This was the subject of at least three blog posts worth reading. The New York Times post falls furthest from the mark, but I include it for the sake of comparison. I don’t think the question is the right one. Nor is “is Clinton racist?” The question for me is, how has Clinton taken advantage of racist dynamics in the past, and did that trend continue in 08?

Ok. That doesn’t really work as a sound bite, but bear with me.

When Reagan ran off two victories in a piss-poor economy, touting policies that went against his base’s own economic interests, folks were trying to understand why. Democratic strategists held focus groups in Sterling Heights Michigan at Lakeside mall, trying to get “Reagan Democrats” to chime in.

And chime in they did, blaming everything on blacks–their own economic circumstances, the state of the country, their vote for Reagan. In response, strategists burned the report…and they argued that the Democrats should move to the center and should de-emphasize issues that make it appear as if they are coddling “special interests” (i.e. blacks). The Edsall’s book Chain Reaction as well as Paul Frymer’s Uneasy Alliance are important.
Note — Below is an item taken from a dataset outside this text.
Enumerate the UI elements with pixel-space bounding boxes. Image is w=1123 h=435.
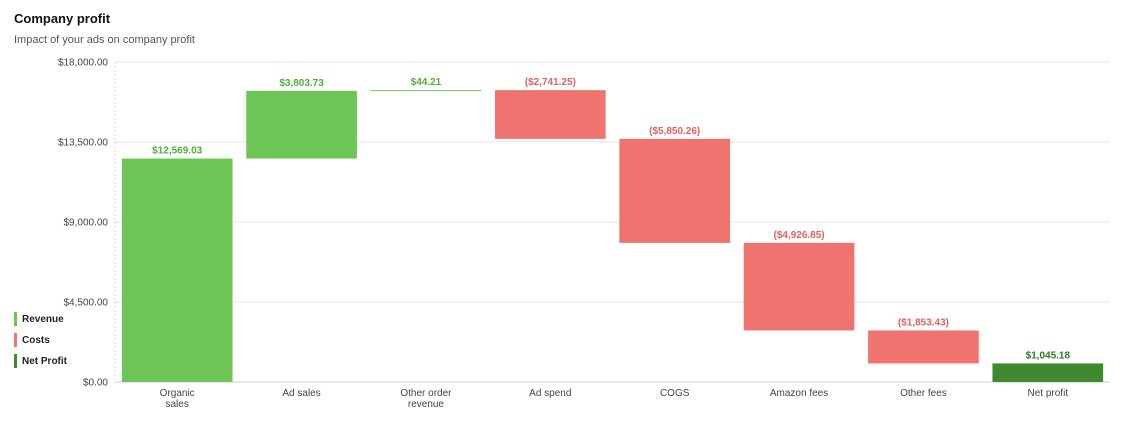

In the 1992 race we see Clinton do two things to indicate he wasn’t beholden to blacks. He interrupted his campaign in order to attend Ricky Ray Rector’s state-sponsored murder, in order to diffuse criticisms that he was soft on crime. And he misinterpreted Sistah Souljah’s words at the annual Rainbow Push Convention, in order to decry Jesse Jackson and “black racism” in one fell swoop.

After he was elected he appointed more African Americans to appointed positions than anyone before him. But he also repealed welfare, reproducing racist imagery of African American women in so doing, and derailed Lani Guinier’s appointment as Assistant Attorney General when the GOP labelled her as a “quota queen.” Finally more black men went to prison under his watch than under any other presidency, with Clinton giving at least one speech in a black church blaming black people for the crime wave.

At a number of critical moments in Clinton’s career, he used racist ideas about blacks to increase his support, and to decrease the ability black people should have as citizens to make claims of the government. Now with some of those incidents, blacks helped him. A number of prominent black legislators supported welfare repeal. And black legislators supported the crime legislation he wanted passed. And there were probably some blacks who felt that Jesse Jackson’s role as supposed kingmaker was bad for black people (count me as being among this group).

But yet and still, taking Clinton’s history into account it should be clear that Clinton hasn’t been as “racially innocent” as he would like people to think he is. And in ignoring the history here, people are missing an opportunity to ask a much more interesting set of questions.